43. How do C4 plants regulate the balance between C4 and C3 cycles?
C4 plants regulate the balance between C4 and C3 cycles through various mechanisms, including the control of enzyme activities and metabolite transport between mesophyll and bundle sheath cells. This balance ensures efficient CO2 fixation and utilization in the Calvin cycle.
44. What are the energy costs associated with the CO2 concentrating mechanisms in C4 and CAM plants?
The CO2 concentrating mechanisms in C4 and CAM plants require additional ATP compared to C3 photosynthesis. In C4 plants, this is used for regenerating PEP. In CAM plants, energy is needed for acid accumulation at night and decarboxylation during the day. However, these costs are often offset by increased photosynthetic efficiency.
45. How do C4 and CAM plants cope with high temperatures?
C4 and CAM plants are well-adapted to high temperatures. C4 plants maintain high photosynthetic rates by concentrating CO2 around RuBisCO, reducing photorespiration.

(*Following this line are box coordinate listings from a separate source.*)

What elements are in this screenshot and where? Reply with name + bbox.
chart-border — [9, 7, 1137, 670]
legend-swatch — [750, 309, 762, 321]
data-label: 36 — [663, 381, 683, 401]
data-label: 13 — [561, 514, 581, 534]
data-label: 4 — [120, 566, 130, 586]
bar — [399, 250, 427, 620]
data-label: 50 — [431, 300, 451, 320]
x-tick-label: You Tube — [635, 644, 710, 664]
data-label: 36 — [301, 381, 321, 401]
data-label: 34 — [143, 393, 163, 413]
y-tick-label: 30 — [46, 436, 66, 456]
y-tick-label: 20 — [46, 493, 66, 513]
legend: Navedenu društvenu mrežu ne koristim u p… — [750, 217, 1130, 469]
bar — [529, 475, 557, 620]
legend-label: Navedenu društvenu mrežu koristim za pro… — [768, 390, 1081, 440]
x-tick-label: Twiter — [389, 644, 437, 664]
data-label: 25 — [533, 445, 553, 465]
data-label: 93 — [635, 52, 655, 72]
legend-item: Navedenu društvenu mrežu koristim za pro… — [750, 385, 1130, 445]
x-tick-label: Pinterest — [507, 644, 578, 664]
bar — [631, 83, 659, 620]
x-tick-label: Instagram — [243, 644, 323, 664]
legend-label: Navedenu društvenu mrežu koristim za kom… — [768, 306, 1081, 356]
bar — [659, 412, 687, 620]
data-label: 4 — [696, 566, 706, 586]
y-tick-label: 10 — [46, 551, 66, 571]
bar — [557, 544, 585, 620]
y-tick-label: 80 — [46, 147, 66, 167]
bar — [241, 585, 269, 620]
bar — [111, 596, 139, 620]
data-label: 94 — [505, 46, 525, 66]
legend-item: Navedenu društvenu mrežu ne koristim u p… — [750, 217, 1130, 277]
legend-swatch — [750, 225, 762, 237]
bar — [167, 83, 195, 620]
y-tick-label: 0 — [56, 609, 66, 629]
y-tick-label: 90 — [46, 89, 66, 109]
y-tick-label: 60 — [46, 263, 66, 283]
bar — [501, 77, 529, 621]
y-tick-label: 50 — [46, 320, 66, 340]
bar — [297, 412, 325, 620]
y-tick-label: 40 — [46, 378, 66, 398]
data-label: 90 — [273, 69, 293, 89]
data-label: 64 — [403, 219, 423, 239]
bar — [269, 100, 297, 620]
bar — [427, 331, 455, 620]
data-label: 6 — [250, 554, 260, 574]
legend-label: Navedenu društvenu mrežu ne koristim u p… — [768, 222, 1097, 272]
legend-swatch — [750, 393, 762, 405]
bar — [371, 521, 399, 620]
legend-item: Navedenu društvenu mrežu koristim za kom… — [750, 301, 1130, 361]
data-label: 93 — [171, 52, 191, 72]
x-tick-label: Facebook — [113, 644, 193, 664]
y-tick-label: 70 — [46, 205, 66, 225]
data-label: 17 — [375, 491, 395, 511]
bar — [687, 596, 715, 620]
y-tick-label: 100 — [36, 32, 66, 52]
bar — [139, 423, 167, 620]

CAM plants avoid heat stress by fixing CO2 at night when temperatures are cooler and closing stomata during hot days.
46. What is the importance of bundle sheath conductance in C4 photosynthesis?
Bundle sheath conductance is crucial in C4 photosynthesis as it affects the efficiency of the CO2 concentrating mechanism. Low conductance helps maintain high CO2 levels around RuBisCO, but if too low, it can limit the rate of CO2 supply to the Calvin cycle.
47. How do C4 and CAM pathways affect plant growth rates?
C4 plants often have higher growth rates than C3 plants, especially in warm, high-light environments, due to their more efficient photosynthesis. CAM plants typically have slower growth rates due to the energy costs of their CO2 concentrating mechanism and the need to conserve water.
48. What is the role of pyruvate orthophosphate dikinase (PPDK) in C4 photosynthesis?
Pyruvate orthophosphate dikinase (PPDK) is a key enzyme in C4 photosynthesis that regenerates phosphoenolpyruvate (PEP) from pyruvate. This regeneration is crucial for the continuous operation of the C4 cycle, allowing for sustained CO2 fixation in mesophyll cells.
49. How do C4 and CAM plants differ in their response to drought stress?
Both C4 and CAM plants are adapted to drought stress, but in different ways. C4 plants can maintain photosynthesis with partially closed stomata, improving water use efficiency. CAM plants take this further by only opening stomata at night, allowing extreme water conservation.